In Tasmania scallops are so ubiquitous that they make a dodgy lumo curry pie out of them. I suppose this is reminiscient of the use of oysters in blighty before they went posh. Well, a new shop at the Rapid Creek Sunday market had a bag of bivalves of some description, claiming to be scallops. $30 you say, er, maybe not, no $3- really? Well they smelt divine and looked gorgeous, sleek and very fine with almost transparent shells. They must be local, impossible to be that cheap otherwise. I must ask next time what they are called.

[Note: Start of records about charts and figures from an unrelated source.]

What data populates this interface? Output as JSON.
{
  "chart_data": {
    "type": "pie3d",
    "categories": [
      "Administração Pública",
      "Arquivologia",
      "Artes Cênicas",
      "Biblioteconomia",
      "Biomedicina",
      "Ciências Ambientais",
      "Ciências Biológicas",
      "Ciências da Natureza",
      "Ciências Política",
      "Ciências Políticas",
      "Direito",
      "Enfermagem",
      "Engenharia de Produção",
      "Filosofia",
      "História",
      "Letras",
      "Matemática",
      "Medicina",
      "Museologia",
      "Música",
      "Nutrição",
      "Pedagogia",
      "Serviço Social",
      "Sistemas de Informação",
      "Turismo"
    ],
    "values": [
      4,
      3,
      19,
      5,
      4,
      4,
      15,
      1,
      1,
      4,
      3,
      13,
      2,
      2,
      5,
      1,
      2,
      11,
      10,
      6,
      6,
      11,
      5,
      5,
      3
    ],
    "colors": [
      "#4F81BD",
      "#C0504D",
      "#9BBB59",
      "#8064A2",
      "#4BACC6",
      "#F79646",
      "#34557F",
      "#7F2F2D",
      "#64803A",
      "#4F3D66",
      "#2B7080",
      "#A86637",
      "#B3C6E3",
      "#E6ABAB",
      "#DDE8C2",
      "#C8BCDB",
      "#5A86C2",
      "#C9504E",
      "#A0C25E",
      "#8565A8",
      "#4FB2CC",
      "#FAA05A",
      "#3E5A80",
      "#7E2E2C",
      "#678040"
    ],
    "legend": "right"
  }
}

I’ve often cooked clams or prawns with pasta, garlic, tomatoes and chili. Well, no tomatoes and the boys are somewhat averse to chili. At the market today, amongst other things, I bought some lovely little capsicums and a bunch of squeaky spring onions at the market today. So,

  • 2 small peppers
  • 2 spring onions (including most of the green)
  • chopped, and fried in a slug of oil (you want an oily emulsion for the sauce.)

Meanwhile

  • 250g capellini pasta (3mins max)
Meanmeanwhile
  • Bag of wee scallops, washed (maybe 700g with shells, no idea…)
  • Cooked with their own juices in a covered pan. (some wine would have been nice….)

Scallop juice sieved into the veg, reduced a little,  then add the drained pasta.

The demanding guests (family) preferred the scallops de-bearded/ gutted. Personally I was too hungry and the grit was barely detectable. Maybe for polite company. I put a little toasted chili oil/ flakes on mine but not too much to destroy a very good bottle of Sauvignon Blanc from Stella Bella.